Salah satu contohnya kisah kejujuran Abdul Qadir kecil – sebagai warisan dari leluhurnya yang mulia – ketika akan berangkat nyantri ke Baghdad. Ketika itu ibundanya membekalinya 40 keping uang emas warisan ayahandanya. Supaya aman dalam perjalanan, uang yang sangat berharga itu dijahitkan dalam jubahnya. Ibunya berpesan agar Abdul Qadir selalu bersikap benar dan jujur, tidak berbohong. Maka, selama hayatnya pesan ibundanya itu senantiasa ia pegang teguh.


Dalam perjalanan ia dihadang sekelompok perampok. Salah seorang perampok bertanya, apakah ia memiliki barang berharga. Abdul Qadir menjawab dengan jujur, ia memiliki 40 keping uang emas. Anehnya, perampok itu malah tidak percaya, dan berlalu pergi.

Tak lama kemudian Abdul Qadir dihadang lagi oleh perampok yang lain. Kali itu mereka adalah para perampok yang jeli. Mereka menguras habis semua harta milik rombongan kafilah yang seperjalanan dengan Abdul Qadir.

Ketika tiba giliran untuk memeriksa Abdul Qadir, mereka membentak apakah dia punya harta berharga. Abdul Qadir menjawab dengan jujur, ia punya 40 keping emas, sambil menunjukkan jahitan tempat menyimpan bekal dari ibundanya itu. Tapi, pemimpin perampok yang memeriksanya malah terkejut dan heran, mengapa dia mengaku dengan jujur.
“Aku sudah berjanji kepada Ibu untuk selalu jujur dan benar dalam keadaan apa pun,” kata Abdul Qadir.

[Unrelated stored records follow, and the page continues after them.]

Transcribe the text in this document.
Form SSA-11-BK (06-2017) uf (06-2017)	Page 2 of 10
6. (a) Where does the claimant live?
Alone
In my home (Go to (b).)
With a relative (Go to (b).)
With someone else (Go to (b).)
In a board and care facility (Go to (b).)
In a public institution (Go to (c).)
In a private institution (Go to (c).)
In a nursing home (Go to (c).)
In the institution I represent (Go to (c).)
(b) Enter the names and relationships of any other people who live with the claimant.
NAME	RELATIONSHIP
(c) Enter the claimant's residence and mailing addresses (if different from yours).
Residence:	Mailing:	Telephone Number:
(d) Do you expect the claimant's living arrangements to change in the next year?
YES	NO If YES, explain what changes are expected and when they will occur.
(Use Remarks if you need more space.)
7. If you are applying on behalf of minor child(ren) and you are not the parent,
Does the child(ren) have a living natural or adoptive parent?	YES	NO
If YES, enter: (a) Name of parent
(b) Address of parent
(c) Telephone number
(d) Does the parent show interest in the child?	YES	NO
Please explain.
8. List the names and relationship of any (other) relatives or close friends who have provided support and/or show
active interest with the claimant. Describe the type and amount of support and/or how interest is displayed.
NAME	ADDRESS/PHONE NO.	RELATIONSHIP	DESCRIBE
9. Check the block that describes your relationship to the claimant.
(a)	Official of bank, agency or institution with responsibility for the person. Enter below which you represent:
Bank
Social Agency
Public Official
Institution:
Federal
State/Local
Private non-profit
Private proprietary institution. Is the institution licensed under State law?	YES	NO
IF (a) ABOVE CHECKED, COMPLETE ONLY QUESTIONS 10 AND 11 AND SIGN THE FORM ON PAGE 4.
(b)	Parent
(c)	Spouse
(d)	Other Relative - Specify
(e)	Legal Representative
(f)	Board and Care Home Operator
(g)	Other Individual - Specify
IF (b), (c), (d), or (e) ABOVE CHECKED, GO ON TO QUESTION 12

Karena penasaran, perampok itu membentak lagi, “Tapi, sekarang ibumu kan tidak ada di sini. Ia tidak akan tahu jika engkau berbohong.”


“Betul. Tetapi janjiku untuk selalu jujur dan benar itu disaksikan Allah SWT, yang tidak pernah tidur dan alpa dalam mengawasi hamba-hamba-Nya,” jawab Abdul Qadir dengan tenang.

Ajaib. Kontan si pemimpin perampok langsung lemas, kemudian bersimpuh di hadapan Abdul Qadir, yang masih muda itu. “Engkau telah menjaga janji kepada ibumu, sedangkan kami melupakan janji kami kepada Sang Pencipta,” ujarnya, yang kemudian bertobat.
Sejak itu, para perampok tersebut menjadi murid Syaikh Abdul Qadir Al-Jilani.

Suci Sepanjang Malam
Usai menuntut ilmu dari para ulama dan sufi besar, Syaikh Abdul Qadir mengembara mengarungi sahara Irak selama 25 tahun, melewati rumput berduri dan tanah terjal. Pengembaraan ini merupakan jawaban atas kegelisahannya melihat kebobrokan moralitas sebagian besar masyarakat waktu itu, sekaligus untuk mengasah kepekaan batiniahnya. Selama pengembaraan spiritual itu, sang sufi selalu berusaha menghindari pertemuan dengan manusia lain. Ia hanya mengenakan pakaian sederhana berupa jubah dari bulu domba serta tutup kepala dari sesobek kain, tanpa alas kaki.

Selama mengembara, ia hanya makan buah-buahan segar dari pepohonan, rerumputan muda di tepi sungai, dan sisa sayur-mayur yang sudah dibuang. Minum pun hanya secukupnya. Sementara waktu tidurnya begitu singkat, sehingga nyaris selalu terjaga. Di kemudian hari, kesederhanaan itu tetap dipertahankannya: mengenakan jubah thoilusan, yang menutup sampai kepala, dan selalu mengendarai bighal alias keledai ke mana pun ia pergi

Upaya pembersihan jiwa itu juga dengan cara menghindarkan diri secara total dari segala hal yang meragukan, bahkan juga mengurangi makan dan minum yang halal. Berkat upayanya yang sangat keras itulah, ia kemudian mendapat penjagaan dari Allah SWT.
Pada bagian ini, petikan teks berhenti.